“It’s right good of you to give me a part of your holiday, Miss Pogany,” the gentleman remarked, glancing kindly upon her.
Already Meadowcroft saw that the girl’s countenance, which upon closer view resembled yet more nearly the facial type of the American Indian, was redeemed from its potential Indian impassiveness or even stolidity by her soft-brown eyes, which were gentle and lovely of expression and full of keen intelligence. Mrs. Phillips’s voice was high and thin and very penetrating, and her brother had been exceedingly annoyed to hear her greet his guest as Bouncing Bet. Now he said to himself that Black-eyed Susan would be a more fitting nickname. But he didn’t dwell upon the comparison, for it came to him that that wild flower is also called ox-eyed daisy, and that reminded him of his sister’s epithet “cow-like.”

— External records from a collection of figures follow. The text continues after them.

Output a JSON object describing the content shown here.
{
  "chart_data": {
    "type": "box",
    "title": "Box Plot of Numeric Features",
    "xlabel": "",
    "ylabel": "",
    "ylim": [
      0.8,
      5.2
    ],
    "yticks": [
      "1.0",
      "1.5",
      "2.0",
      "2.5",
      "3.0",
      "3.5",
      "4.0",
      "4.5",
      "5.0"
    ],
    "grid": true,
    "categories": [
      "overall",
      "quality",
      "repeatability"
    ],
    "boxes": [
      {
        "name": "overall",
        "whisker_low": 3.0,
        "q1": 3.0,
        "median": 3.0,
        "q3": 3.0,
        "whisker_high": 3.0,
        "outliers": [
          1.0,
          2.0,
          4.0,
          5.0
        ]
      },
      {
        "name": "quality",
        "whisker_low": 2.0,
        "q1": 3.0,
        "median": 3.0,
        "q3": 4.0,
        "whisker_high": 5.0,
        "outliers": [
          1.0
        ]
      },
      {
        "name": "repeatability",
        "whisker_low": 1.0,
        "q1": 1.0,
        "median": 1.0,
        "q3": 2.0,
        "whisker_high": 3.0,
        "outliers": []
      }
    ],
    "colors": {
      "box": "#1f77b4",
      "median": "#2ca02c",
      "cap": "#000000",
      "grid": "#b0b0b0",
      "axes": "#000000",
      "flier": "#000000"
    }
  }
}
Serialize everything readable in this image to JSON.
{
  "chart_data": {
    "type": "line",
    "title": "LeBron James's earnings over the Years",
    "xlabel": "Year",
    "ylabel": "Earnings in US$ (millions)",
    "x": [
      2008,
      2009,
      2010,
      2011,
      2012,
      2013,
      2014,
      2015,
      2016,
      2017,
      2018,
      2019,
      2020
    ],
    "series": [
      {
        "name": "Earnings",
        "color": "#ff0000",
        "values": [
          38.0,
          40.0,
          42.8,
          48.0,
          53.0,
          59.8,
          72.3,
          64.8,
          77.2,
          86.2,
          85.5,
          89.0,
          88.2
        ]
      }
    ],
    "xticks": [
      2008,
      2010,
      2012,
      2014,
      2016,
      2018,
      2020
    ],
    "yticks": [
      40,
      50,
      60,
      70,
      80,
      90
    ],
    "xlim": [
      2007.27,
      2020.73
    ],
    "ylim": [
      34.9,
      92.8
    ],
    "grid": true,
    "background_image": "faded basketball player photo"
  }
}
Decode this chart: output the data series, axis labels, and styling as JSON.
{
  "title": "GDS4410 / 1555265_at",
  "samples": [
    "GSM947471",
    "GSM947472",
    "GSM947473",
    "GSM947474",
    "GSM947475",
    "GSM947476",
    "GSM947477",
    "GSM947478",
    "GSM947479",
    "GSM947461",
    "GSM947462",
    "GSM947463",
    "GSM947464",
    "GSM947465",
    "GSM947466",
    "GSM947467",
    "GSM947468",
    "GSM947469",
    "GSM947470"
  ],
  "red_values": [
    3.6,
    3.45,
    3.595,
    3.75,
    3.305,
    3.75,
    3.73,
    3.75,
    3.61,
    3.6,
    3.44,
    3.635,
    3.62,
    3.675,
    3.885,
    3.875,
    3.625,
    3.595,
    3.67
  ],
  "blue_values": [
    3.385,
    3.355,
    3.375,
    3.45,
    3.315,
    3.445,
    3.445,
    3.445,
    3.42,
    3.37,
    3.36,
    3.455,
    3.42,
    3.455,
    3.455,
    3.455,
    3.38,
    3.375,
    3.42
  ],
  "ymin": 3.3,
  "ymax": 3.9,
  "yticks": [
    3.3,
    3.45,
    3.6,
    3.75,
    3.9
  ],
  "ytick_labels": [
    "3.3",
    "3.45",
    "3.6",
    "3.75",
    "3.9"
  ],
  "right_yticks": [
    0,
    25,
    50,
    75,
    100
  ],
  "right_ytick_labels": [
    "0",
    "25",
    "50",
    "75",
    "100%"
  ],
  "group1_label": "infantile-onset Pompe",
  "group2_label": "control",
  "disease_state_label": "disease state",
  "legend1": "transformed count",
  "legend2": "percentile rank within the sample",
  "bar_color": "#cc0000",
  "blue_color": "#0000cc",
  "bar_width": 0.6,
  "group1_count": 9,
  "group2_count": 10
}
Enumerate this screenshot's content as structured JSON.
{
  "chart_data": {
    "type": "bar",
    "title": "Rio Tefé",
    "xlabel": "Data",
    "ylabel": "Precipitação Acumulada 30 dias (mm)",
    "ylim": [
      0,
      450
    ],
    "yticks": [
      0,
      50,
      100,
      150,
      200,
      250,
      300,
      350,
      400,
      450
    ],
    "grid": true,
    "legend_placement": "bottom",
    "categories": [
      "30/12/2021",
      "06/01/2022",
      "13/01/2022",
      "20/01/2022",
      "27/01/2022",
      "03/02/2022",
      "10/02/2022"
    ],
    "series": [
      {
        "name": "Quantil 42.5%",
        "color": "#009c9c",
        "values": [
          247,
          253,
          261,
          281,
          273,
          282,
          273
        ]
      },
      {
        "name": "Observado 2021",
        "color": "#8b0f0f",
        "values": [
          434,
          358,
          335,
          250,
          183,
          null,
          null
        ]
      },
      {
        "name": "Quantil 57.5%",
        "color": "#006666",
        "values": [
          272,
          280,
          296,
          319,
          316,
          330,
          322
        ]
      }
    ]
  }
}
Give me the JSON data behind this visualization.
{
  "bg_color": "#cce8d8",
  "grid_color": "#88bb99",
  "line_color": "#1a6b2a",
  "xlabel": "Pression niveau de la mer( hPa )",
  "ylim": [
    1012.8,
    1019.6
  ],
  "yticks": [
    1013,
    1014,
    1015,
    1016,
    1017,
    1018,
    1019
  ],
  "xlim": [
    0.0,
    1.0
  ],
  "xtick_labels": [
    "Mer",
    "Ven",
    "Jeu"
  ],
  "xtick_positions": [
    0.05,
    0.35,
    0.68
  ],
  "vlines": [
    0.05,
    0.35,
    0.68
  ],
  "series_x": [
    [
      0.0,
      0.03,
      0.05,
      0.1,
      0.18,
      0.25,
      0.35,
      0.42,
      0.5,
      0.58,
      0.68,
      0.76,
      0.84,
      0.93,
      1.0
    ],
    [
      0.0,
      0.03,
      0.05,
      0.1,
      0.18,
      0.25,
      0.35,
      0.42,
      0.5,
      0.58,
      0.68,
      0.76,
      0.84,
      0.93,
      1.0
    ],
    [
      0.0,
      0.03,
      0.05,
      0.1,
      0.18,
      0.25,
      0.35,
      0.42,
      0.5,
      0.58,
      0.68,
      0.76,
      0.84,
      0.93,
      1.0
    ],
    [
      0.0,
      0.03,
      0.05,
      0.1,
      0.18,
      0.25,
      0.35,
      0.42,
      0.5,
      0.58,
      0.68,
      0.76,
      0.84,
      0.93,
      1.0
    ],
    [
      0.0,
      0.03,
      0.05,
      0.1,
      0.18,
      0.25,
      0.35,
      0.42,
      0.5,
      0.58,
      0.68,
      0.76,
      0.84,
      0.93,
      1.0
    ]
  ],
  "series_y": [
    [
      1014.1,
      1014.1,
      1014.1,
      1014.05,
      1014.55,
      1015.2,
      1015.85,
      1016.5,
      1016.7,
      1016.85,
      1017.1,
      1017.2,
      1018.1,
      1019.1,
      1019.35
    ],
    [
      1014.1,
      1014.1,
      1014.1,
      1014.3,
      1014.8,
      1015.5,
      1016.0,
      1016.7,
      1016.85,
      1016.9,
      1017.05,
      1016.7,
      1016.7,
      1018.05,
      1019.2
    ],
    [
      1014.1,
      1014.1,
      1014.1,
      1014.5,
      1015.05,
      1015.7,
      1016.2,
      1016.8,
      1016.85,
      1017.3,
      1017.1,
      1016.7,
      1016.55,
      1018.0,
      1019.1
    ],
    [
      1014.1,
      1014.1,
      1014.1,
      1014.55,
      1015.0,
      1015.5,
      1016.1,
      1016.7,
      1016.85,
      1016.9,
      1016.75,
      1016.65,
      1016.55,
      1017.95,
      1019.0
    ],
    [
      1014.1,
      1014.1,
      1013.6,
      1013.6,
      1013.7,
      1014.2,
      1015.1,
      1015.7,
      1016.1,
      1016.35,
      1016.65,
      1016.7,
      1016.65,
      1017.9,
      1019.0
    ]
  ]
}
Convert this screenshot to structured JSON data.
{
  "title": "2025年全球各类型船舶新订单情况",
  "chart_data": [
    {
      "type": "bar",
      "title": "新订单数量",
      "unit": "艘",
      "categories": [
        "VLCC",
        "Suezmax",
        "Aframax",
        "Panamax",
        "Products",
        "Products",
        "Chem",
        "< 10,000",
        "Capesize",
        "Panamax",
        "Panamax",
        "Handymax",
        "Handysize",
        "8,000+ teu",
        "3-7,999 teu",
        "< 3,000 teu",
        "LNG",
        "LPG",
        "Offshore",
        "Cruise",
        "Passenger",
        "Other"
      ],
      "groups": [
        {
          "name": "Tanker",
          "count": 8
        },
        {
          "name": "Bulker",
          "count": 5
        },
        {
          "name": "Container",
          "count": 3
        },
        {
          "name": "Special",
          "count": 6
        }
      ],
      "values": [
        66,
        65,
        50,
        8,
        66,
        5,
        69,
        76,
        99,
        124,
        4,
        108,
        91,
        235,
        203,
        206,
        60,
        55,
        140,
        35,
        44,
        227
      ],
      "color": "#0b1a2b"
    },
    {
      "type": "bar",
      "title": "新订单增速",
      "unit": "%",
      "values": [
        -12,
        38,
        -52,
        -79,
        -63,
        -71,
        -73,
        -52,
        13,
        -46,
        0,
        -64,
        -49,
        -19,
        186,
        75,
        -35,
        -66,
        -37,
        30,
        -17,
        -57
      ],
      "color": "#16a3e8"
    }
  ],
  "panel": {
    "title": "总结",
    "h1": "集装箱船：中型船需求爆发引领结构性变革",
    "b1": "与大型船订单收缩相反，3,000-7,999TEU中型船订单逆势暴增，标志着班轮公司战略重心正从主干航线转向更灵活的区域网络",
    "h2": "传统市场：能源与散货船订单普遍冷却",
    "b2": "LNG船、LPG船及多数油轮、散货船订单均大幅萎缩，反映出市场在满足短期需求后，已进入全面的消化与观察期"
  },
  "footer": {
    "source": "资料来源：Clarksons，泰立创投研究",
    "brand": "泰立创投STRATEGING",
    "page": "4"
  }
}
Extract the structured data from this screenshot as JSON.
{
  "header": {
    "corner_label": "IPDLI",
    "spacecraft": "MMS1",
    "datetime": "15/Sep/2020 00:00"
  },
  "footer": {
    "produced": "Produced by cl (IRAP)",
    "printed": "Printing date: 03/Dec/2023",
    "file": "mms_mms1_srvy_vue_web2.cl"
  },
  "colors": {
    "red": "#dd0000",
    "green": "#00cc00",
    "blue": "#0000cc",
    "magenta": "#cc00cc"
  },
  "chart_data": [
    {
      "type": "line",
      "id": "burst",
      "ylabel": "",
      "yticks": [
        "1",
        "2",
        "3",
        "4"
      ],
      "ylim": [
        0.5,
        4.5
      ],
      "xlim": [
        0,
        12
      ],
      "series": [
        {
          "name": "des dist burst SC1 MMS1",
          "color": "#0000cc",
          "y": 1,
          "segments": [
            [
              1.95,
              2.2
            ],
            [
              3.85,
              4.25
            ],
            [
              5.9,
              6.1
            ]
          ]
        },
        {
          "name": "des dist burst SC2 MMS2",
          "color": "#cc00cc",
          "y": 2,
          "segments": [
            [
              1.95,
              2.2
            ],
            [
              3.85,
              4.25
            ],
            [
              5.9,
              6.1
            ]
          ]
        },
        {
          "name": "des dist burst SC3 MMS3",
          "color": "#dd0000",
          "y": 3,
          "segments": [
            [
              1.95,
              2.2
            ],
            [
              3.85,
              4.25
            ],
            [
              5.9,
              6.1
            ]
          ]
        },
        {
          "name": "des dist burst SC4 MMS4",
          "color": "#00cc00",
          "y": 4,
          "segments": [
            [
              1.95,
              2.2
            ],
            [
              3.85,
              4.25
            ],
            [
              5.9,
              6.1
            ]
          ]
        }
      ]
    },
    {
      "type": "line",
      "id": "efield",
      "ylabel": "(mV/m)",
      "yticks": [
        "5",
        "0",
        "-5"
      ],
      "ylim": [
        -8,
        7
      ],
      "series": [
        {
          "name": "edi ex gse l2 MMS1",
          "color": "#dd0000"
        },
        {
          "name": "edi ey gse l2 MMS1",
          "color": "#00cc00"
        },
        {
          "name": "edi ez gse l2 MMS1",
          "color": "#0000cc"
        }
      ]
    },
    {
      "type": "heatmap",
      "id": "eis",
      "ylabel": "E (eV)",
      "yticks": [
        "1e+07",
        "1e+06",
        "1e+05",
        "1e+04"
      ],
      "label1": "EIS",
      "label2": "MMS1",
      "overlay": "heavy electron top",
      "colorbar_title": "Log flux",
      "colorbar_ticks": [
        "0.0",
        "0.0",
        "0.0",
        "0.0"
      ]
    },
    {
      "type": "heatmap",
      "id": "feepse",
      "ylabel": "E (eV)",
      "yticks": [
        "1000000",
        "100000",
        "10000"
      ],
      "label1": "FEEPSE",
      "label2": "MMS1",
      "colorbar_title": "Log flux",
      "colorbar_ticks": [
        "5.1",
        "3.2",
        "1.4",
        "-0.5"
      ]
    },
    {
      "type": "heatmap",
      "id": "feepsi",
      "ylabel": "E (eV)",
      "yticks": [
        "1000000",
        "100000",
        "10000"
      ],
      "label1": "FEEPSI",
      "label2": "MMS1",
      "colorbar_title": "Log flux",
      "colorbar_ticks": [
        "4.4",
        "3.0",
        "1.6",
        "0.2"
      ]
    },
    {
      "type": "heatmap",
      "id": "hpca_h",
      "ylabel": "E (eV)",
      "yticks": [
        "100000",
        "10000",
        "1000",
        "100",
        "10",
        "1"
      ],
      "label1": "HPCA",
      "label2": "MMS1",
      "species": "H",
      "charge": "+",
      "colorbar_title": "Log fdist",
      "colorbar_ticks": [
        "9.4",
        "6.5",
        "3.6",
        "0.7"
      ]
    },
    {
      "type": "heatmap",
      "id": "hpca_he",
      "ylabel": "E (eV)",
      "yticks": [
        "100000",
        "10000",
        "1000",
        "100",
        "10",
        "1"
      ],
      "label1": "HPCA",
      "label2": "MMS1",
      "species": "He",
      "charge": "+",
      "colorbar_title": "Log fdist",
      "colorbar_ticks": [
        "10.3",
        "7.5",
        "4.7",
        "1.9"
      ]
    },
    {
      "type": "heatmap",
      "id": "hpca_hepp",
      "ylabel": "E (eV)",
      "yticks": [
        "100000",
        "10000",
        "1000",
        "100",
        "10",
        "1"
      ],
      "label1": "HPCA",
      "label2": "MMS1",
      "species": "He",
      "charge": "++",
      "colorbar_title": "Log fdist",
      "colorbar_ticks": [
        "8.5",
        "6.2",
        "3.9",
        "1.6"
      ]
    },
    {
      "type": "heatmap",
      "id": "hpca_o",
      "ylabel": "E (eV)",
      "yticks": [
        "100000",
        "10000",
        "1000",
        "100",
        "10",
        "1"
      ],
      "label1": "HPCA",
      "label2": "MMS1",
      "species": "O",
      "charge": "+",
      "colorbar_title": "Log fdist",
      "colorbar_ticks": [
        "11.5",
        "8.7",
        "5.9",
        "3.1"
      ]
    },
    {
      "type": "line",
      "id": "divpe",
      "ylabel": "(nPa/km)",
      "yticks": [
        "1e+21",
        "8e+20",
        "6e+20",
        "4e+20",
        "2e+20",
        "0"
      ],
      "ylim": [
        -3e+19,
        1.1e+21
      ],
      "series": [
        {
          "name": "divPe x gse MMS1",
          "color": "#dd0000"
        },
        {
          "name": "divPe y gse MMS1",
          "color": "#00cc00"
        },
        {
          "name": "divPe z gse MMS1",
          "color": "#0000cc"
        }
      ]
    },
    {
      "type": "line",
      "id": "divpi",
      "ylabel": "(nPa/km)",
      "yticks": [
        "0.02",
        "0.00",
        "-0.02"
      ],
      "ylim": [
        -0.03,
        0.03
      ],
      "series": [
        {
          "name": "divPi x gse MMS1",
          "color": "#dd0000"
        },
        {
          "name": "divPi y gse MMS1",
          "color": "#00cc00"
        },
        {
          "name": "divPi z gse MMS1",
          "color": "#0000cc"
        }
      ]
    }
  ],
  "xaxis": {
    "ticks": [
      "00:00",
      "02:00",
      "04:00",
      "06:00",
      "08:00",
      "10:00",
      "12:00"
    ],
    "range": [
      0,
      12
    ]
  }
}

“I was very glad to come, sir,” replied the girl politely. “I visit—the sick considerably, you know.”
“But bless you, child, I’m not sick,” he retorted, smiling. “I stay in this contraption much of the time, it is true, and one arm and leg aren’t of much service to me; but for all that——”
Pausing, he looked at her searching but very kindly. And though she was sensitive and his gaze held steadily for half a minute, Betty Pogany didn’t mind it. It seemed, indeed, rather like standing in a bar of sunlight on a chill day. For somehow, she didn’t feel that he was thinking how big she was—what a bouncing girl for under thirteen years. He seemed to be looking at the real Betty who wasn’t fat or—anything—who was just herself, a human being like others.
And as he went on, his words seemed an echo of her sensation.
“At any rate, I didn’t ask you to come in to see me as an invalid or anything of the sort, but just as a fellow human being,” he said. “As a matter of fact, I had a rather definite purpose in mind, and I don’t feel that I need to fuss and bother about leading up to it and all that, Miss Betty. I think I can get right at it at once. May I begin instanter by telling you something about a boy I knew? You’ll get the bearing.”
Betty’s eyes assented warmly though her face was as expressionless as her polite affirmation. Meadowcroft wheeled his chair about and adjusted it at a better angle. And the girl, whose part in life had been largely that of a spectator, observed the beauty of the long, slender right hand with a curious cameo on the third finger.
“The boy I speak of was lame—deformed might perhaps be a better word, though it’s rather ugly,” he began. “His parents had money—fortunately, most people would say. In any event, he was unfortunate in that they had a lot too much. They lavished it upon all sorts of specialists in surgery in the effort to have him become like other boys. Then when they found that to be quite impossible, they used the money as a barrier between him and his fellows. They padded a prison with it in which they confined him. He was shut off from the society of other boys, from the sight and so far as possible from the knowledge of boyish sports and pursuits. They kept him in ignorance, so far as was possible, of the universe as a boy knows it. I don’t think he had a genuine boy’s book until he went to boarding-school as an old man of sixteen. He had servants and tutors and drove and traveled and all that, and for years believed himself well off and a person of consequence. Then, somehow, though only when it was too late, he began to feel that something was wrong. He didn’t know what it was; but he begged to be allowed to go away to school. He felt that there he might come to know what it was that was awry. At first his parents wouldn’t hear of it; but finally they succumbed to his pleading, and a year before he was to be ready for college, he was sent to the best boarding-school they could select. He was permitted to have a man-servant, and his parents paid the expenses of another boy who served as a sort of fag. He was full of enthusiasm at first, but it didn’t last. For he didn’t fit in at all. He couldn’t get near the other lads and they couldn’t get near him, though they were well-disposed and did their level best to pretend to let him into things. He couldn’t even make an acquaintance of the boy who helped him; and he was lonelier than ever, and actually unhappy, where he had been only vaguely ill at ease before. And then presently the explanation came to him. He picked up a book belonging to the underclass boy who waited on him, and—do you understand Latin, Miss Betty?”
The girl started violently. She had been utterly lost in the narration, her dark eyes far away, her face dumbly appreciative.